Cisco’s Jason Button said that the framework closely mirrored his own team’s process, and accurately emphasizes the importance of getting cybersecurity professionals at the table early on in the M&A process. “It gave us the confidence that we were doing the right things,” Button said. “The report talks about the ‘primary actors’ [in the M&A process] like the board members, executives, business development team, and cybersecurity professionals, who should all be part of that list. That’s what I and others in the same role have been trying to achieve for so long, to have a primary seat at the table so we can help them shape the deal and call out where risks are or if it will lead to increased costs.”
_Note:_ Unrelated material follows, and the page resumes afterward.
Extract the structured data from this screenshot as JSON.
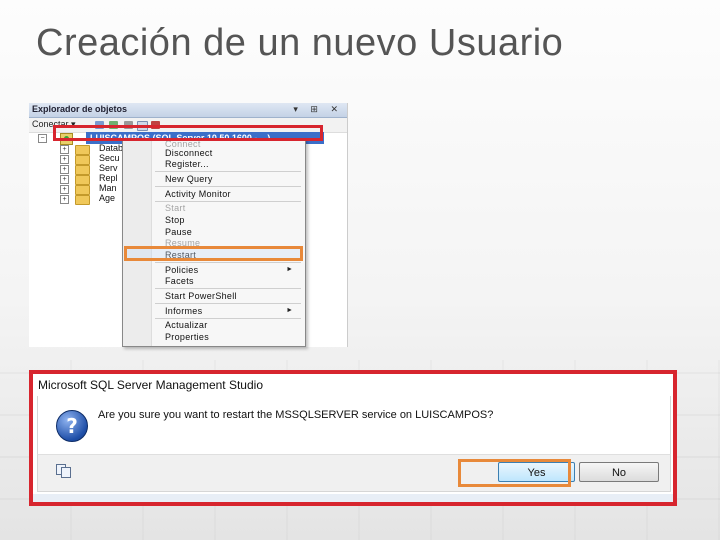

Mo Iqbal similarly noted that the framework allowed his team to validate their existing practices. “One of our key strategies, from an M&A perspective, is to be as aggressive as possible during an acquisition deal on how we could actually start injecting security from the onset of the deal itself,” he said. “It’s easy to jumble up a lot of this thought process when you’re in the thick of things. What this research allows us to do is separate the various phases that we’re engaging with. I love the fact that you actually are identifying the preliminary negotiations and sourcing targeting before the due diligence…. The way the report actually breaks the research down into its various phases, and homes in on exactly what’s going on, gave me the insight, is there an opportunity for us to do even better? This is something we can utilize in our future deals.”